South African consumers are struggling as spiralling food prices cut deeply into household budgets. File photo by Dwayne Senior/Bloomberg via Getty Images
South African consumers have 42% less spending power than they did nine years ago, because salary increases have failed to keep up with the rising cost of living.
This was among the findings of a report by the country’s largest debt management company, Debtbusters, for the fourth quarter of 2024, which said consumers are facing a rising debt service burden and spending 68% of their take-home pay on debt repayments. Those earning R35 000 or more a month used 74% of their income to repay debts.
It said consumers who applied for debt counselling with the company in the fourth quarter had 42% less purchasing power in real terms than they had in 2016. Although nominal incomes were 2% higher than eight years ago, cumulative inflation totalled 44%, the report showed.
DebtBusters executive head Benay Sager described 2024 as a year of “two chapters”. The first half of the year had been characterised by high interest rates, high food price inflation, load-shedding and pre-election jitters, but consumers got some relief during the second half with positive news about the government of national unity, lower inflation, the absence of power cuts and two interest rate cuts of 25 basis points each.
Sager said access to retirement funds through the new two-pot system that allows limited early withdrawals had also buoyed consumer finances, with about two million consumers accessing their retirement savings.
“As a result of this positive second half, 2024 was a better year than 2023 for South African consumers,” he said.
But consumers remained under financial stress and demand for online debt management rose 9% while debt counselling inquiries increased by 8% compared with 2023. Most consumers had more than one loan from different financial institutions and the average age of people seeking debt counselling was 41.
“The increasing use of online debt-management tools indicates consumers are being more proactive about debt before it gets out of control. The data also points to more people considering debt counselling as an effective way to deal with debt in a high-interest environment,” Sager said.
The report said the fourth quarter was the second consecutive quarter where the median debt-to-annual-income ratio increased from all-time lows to 113%.

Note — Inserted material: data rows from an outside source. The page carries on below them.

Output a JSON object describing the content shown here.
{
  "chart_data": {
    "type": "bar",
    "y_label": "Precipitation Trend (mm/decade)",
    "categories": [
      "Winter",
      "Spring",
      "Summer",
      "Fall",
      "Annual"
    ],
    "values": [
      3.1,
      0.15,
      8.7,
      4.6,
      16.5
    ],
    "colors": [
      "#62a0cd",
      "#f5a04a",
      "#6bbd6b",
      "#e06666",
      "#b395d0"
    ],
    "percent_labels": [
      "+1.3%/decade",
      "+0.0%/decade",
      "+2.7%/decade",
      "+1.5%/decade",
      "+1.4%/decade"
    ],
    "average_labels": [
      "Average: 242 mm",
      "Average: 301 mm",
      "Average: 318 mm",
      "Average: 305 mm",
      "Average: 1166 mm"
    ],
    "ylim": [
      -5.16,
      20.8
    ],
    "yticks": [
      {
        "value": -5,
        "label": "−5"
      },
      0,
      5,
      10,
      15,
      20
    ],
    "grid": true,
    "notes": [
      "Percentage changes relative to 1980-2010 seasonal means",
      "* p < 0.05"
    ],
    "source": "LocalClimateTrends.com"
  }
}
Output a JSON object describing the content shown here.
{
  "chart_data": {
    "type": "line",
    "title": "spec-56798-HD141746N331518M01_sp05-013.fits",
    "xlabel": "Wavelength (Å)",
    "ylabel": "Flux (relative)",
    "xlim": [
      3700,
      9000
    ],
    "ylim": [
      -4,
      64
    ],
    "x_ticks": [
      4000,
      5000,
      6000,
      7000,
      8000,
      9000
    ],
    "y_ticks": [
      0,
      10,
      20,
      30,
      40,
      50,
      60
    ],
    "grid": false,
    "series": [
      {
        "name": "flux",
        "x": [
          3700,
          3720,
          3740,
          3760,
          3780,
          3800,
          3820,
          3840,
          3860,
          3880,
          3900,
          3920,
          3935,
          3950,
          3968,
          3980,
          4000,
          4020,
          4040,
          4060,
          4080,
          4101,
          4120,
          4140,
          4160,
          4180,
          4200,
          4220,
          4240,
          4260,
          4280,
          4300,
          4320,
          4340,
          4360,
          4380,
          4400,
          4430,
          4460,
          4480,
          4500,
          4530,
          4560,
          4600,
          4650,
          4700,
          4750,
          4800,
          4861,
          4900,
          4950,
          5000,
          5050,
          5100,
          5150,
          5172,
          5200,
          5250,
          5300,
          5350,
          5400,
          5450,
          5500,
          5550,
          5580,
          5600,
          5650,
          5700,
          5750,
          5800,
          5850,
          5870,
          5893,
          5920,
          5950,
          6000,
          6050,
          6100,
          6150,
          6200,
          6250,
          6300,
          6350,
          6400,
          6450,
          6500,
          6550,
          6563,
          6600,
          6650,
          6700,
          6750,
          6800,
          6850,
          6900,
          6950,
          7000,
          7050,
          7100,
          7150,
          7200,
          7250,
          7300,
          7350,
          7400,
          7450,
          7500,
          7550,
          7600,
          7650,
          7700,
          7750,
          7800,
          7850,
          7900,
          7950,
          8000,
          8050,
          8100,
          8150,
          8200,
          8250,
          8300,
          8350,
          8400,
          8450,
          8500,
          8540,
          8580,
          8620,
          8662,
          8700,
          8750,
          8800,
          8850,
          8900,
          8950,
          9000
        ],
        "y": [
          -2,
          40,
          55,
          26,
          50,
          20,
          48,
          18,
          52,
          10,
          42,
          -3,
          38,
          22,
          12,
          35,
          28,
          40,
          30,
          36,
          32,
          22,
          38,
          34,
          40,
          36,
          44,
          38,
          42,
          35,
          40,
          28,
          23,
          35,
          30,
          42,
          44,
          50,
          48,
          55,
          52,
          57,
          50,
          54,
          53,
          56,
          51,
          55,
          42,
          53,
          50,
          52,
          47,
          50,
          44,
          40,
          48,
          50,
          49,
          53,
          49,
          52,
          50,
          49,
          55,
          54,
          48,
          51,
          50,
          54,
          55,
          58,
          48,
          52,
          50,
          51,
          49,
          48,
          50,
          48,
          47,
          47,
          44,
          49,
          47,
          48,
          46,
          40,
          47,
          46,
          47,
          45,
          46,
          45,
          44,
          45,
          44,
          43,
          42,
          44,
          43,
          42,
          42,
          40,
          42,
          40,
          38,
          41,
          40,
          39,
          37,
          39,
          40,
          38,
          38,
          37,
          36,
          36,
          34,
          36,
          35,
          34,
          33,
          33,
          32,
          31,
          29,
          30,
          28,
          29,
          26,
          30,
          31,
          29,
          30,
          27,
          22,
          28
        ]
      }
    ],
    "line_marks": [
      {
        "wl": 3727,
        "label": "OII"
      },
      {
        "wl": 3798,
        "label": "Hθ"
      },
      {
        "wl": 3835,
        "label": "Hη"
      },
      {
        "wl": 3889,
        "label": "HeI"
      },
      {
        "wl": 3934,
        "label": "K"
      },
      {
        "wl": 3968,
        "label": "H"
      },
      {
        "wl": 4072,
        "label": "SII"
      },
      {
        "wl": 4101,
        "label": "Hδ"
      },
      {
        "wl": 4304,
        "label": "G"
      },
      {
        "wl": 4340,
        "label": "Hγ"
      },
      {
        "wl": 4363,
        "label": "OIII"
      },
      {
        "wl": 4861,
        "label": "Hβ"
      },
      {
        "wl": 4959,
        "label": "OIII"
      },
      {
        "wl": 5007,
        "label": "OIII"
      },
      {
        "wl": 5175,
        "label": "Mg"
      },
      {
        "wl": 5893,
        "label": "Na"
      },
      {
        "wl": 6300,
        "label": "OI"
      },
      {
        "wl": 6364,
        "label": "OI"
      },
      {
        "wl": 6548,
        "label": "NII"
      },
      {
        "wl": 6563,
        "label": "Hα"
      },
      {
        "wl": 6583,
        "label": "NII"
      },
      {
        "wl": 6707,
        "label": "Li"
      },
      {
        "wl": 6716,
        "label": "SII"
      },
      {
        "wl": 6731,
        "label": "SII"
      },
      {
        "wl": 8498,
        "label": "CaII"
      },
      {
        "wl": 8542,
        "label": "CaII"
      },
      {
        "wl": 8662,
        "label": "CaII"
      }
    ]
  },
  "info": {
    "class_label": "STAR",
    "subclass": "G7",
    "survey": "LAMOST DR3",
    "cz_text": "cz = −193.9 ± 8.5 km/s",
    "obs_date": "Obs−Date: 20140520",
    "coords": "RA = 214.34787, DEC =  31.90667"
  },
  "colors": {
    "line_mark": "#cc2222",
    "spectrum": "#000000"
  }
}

This indicator was 137% for those earning R20 000 a month and 187% for people taking home R35 000 or more, the highest-ever debt to income-ratio recorded for these income bands.
This indicates that consumers are still experiencing the effects of interest rate increases that began in November 2021, which, despite some respite, remain elevated,
Sager said.
Unsecured debt was a prominent feature in consumers’ debt portfolios and remained “unsustainably high”, on average 29% higher than in 2016.
For those taking home more than R35 000 a month, it was 60% higher, showing that in the absence of any meaningful salary increases, consumers are supplementing their income with unsecured debt.
“Eighty-two percent of those who applied for debt counselling during the quarter had a personal loan and 52% a one-month loan. This indicates that consumers continue to supplement their income with short-term loans and personal loans have become a lifeline for many people,” Sager said.
Under debt counselling, interest rates for unsecured debt can be renegotiated, often resulting in reduction from 24.6% to 2.5%. This allows consumers to pay back expensive debt faster.
Interest on vehicle debt and balloon payments, which average 15.4% can be negotiated down and the period extended, Sager said.
He warned that younger consumers, especially those in their twenties, are falling into the debt trap when purchasing vehicles because they did not understand interest rates, and they have also signed up for balloon payments.